Single family real estate has been the investment of choice for many people for many years. The ability to create an annuity like stream of income with capital appreciation to boot has attracted many investors to this space.
For the individual who buys and rents houses, the economics are fair and the cash flow is real. I know many individuals who have made decent money holding 2, 5 and up to 20 properties. These numbers seem to be the sweet spot for returns as maintenance costs do not eat up your cash flow and/or your equity. But what of the institutional investors that have entered the game and need to have a larger scale in order to make a difference in their portfolio? I have discussed Two Harbors (TWO) entrance into the market, as well as Beazer Homes (BZH) entry into the market, and now we hear of Blackstone Group (BX) getting involved (Bloomberg):
Blackstone Group, the biggest buyer of U.S. commercial real estate since prices bottomed, is jumping into residential property as housing recovers. The private-equity firm has spent more than $250 million this year buying foreclosed single-family houses with the intention of renting them out, said two people with knowledge of the effort. The goal is to acquire enough assets to potentially take public as a real estate investment trust, or sell to another company or even to tenants, said the people, who asked not to be identified because the plans are private.

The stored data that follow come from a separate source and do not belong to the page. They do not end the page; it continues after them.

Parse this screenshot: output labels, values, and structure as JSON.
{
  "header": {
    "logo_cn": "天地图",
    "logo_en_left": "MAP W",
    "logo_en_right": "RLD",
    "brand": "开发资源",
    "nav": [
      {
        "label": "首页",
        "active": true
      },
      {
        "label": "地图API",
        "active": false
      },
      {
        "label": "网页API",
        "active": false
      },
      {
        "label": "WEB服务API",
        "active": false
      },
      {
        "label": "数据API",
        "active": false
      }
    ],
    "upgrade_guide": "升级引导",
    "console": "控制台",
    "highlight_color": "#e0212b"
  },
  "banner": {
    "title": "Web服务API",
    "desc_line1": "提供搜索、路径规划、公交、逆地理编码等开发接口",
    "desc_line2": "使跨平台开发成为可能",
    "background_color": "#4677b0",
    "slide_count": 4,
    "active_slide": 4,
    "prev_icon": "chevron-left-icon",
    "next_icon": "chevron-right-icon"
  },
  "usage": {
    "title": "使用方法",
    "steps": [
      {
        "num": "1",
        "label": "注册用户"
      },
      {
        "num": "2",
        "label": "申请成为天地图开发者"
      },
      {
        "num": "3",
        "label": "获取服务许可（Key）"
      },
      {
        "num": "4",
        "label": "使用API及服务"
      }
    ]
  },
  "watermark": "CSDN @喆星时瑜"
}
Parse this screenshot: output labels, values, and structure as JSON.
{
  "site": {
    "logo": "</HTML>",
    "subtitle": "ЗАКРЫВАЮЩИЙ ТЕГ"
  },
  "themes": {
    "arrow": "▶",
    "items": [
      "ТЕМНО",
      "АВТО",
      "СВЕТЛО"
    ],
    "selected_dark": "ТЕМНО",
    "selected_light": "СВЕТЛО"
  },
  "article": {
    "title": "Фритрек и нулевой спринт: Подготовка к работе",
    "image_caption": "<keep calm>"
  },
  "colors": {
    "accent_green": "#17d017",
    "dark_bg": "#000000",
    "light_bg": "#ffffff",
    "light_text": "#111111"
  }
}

The New York-based company is the biggest investor seeking to enter the single-family leasing market as rents climb and the U.S. homeownership rate sits at a 15-year low, joining rivals including KKR & Co. (KKR) and Colony Capital LLC.
So far, Blackstone has acquired more than 1,500 houses around Phoenix and Southern California, the people said. It plans to buy in markets with the greatest supply of distressed properties, including Florida, Northern California and Georgia.
As I said earlier, however, the sweet spot seems to be from 5-20 houses as maintenance is manageable. In Beazer's case, the homes are in development sites, so maintenance, while still an issue, is more manageable. I cannot figure out how the economics will work when properties are spread throughout multiple states and multiple locations within each state. As the economics between renting and owning narrow and as the market sees larger new entrants, the margins should become narrower, increasing the event risk. Multifamily properties are easier to manage from this respect as their properties are communities and therefore tightly grouped units with common areas and far less ground to cover.
Bottom Line: While interesting and somewhat compelling, I cannot figure out the economics behind the investment. There are many saying that single family REITs will happen, but I have a hard time determining how it will work. For now, I see it as support for the housing market (especially in the hardest hit areas) but do not see a longer term investment potential in a single family residential fund or REIT.
Disclosure: I have no positions in any stocks mentioned, and no plans to initiate any positions within the next 72 hours. This article is for informational purposes only, it is not a recommendation to buy or sell any security and is strictly the opinion of Rubicon Associates LLC. Every investor is strongly encouraged to do their own research prior to investing.